Pour notre troisième anniversaire de mariage, l'agneau rôti avait refroidi depuis des heures sur la table en marbre du penthouse. Alexandre n'était pas rentré ; une notification sur mon téléphone me montrait déjà la vérité : il était au chevet de Scarlett, son « premier amour », lui tenant la main avec une tendresse qu'il ne m'avait jamais accordée. Quand il a fini par franchir la porte, son regard était de glace. Il m'a jeté au visage que je n'étais qu'une épouse de façade, une femme « inutile » dont il avait eu besoin pour sécuriser son titre de PDG, m'ordonnant de ne pas faire la victime alors que je portais secrètement son héritier. Humiliée et trahie, j'ai vu ma propre famille se retourner contre moi pour s'allier à sa maîtresse. Scarlett m'a narguée avec des preuves falsifiées, et Alexandre, aveuglé par des années de mensonges, a choisi de croire cette manipulatrice plutôt que la femme qui partageait sa vie. J'étais traitée comme une intruse dans ma propre maison, une ombre que l'on pouvait effacer d'un trait de plume. La douleur de son mépris a fini par briser le dernier lien qui nous unissait, transformant mon amour en une froide indifférence. Il ignorait tout : que j'étais l'Oracle, le génie médical qu'il cherchait désespérément pour sauver son empire, et que c'était moi qui l'avais sauvé des flammes des années plus tôt. Comment un homme aussi puissant pouvait-il être aussi aveugle au trésor qu'il avait sous ses yeux ? J'ai posé les papiers du divorce signés sur son oreiller et j'ai disparu dans la nuit, emportant mes secrets et mon enfant.
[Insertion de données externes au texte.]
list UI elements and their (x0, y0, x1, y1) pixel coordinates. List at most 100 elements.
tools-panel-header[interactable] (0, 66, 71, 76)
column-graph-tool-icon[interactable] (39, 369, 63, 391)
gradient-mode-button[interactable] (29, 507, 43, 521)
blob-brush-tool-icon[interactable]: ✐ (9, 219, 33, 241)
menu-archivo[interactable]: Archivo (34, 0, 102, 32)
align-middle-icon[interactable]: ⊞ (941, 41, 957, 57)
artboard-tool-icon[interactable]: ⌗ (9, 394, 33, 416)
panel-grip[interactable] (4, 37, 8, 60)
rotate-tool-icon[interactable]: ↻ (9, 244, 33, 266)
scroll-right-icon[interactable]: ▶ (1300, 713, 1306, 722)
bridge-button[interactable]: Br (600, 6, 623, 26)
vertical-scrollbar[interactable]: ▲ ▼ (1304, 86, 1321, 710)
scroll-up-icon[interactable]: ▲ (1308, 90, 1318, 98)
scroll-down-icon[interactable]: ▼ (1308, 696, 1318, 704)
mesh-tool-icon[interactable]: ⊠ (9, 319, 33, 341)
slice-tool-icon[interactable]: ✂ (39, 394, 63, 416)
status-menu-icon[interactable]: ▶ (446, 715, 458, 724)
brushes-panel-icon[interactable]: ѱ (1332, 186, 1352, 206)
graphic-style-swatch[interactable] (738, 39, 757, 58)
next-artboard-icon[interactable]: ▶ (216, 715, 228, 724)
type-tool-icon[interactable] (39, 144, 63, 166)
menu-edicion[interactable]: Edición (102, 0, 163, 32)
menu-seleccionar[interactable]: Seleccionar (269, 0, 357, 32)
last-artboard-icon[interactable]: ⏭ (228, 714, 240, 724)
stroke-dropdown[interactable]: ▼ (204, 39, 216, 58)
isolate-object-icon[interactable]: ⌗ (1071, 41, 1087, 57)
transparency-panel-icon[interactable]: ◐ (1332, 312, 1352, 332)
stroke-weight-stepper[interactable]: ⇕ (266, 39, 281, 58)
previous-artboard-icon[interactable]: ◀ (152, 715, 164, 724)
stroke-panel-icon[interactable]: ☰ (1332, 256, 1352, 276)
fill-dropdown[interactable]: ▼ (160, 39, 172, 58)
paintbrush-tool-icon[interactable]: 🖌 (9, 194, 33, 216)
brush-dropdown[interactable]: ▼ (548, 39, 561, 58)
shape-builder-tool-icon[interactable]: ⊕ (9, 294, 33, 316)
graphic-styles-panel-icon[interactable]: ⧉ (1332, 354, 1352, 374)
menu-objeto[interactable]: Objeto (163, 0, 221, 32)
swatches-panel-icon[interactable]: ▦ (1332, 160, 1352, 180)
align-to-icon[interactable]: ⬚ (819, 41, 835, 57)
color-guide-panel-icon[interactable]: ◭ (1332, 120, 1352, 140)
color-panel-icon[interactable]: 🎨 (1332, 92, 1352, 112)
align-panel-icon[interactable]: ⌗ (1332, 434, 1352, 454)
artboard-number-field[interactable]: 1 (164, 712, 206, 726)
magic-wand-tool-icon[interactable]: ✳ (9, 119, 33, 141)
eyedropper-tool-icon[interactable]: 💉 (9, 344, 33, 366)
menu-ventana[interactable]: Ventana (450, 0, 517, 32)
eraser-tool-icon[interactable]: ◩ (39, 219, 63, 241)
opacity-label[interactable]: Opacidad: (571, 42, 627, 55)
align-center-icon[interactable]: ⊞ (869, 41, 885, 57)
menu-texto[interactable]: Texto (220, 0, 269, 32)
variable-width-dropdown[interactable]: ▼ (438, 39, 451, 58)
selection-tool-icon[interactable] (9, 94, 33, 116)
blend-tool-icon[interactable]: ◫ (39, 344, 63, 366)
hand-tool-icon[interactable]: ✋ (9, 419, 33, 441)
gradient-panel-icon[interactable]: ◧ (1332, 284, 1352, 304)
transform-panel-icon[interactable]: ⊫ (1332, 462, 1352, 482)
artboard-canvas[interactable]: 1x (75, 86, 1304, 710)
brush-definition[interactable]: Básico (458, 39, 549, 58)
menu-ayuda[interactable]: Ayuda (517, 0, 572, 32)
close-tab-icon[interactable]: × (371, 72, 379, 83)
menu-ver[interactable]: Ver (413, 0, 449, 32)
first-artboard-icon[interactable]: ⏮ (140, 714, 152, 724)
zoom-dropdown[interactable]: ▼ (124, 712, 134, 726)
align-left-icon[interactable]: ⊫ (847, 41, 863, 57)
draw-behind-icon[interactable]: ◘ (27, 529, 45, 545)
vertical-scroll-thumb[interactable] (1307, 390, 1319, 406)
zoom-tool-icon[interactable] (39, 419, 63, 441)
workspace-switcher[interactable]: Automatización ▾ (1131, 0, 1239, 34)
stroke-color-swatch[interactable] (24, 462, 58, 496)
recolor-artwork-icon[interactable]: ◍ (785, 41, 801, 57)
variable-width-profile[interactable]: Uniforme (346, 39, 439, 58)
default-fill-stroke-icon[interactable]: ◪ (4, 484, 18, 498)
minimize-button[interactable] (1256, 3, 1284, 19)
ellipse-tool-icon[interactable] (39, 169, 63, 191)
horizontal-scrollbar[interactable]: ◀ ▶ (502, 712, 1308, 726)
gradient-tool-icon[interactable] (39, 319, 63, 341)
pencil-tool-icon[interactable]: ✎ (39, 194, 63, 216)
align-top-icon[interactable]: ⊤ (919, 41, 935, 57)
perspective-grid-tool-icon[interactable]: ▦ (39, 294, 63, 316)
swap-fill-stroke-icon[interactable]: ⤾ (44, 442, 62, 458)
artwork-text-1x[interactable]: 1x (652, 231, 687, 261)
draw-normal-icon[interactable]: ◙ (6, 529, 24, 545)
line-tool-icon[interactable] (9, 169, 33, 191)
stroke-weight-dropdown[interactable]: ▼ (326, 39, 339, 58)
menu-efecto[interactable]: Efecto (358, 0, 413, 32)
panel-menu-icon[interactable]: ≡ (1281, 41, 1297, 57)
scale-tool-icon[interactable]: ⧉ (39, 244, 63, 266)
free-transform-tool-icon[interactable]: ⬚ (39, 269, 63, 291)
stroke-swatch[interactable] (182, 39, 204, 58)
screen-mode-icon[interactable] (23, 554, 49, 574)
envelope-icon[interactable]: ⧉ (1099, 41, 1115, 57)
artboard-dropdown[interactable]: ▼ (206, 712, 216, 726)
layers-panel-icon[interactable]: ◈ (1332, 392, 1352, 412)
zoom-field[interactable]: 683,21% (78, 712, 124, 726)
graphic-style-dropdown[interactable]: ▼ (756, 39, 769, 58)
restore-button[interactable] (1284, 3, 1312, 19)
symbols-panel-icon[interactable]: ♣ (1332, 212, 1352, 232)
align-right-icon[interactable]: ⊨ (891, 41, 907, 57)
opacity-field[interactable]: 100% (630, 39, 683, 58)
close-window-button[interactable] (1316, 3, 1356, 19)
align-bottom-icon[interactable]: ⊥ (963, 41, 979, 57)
Trois ans plus tard, je suis de retour sous une identité que personne ne peut ignorer, prête à lui montrer que l'épouse qu'il a jetée est désormais la seule personne capable de le détruire. Il pensait que j'étais une épouse insignifiante, alors que j'étais le génie qui sauvait son empire dans l'ombre. Il m'a sacrifiée pour une menteuse, ignorant que je portais son enfant et la vérité sur notre passé. Aujourd'hui, je reviens sous une nouvelle identité : il est temps que le Roi s'agenouille enfin devant l'Oracle.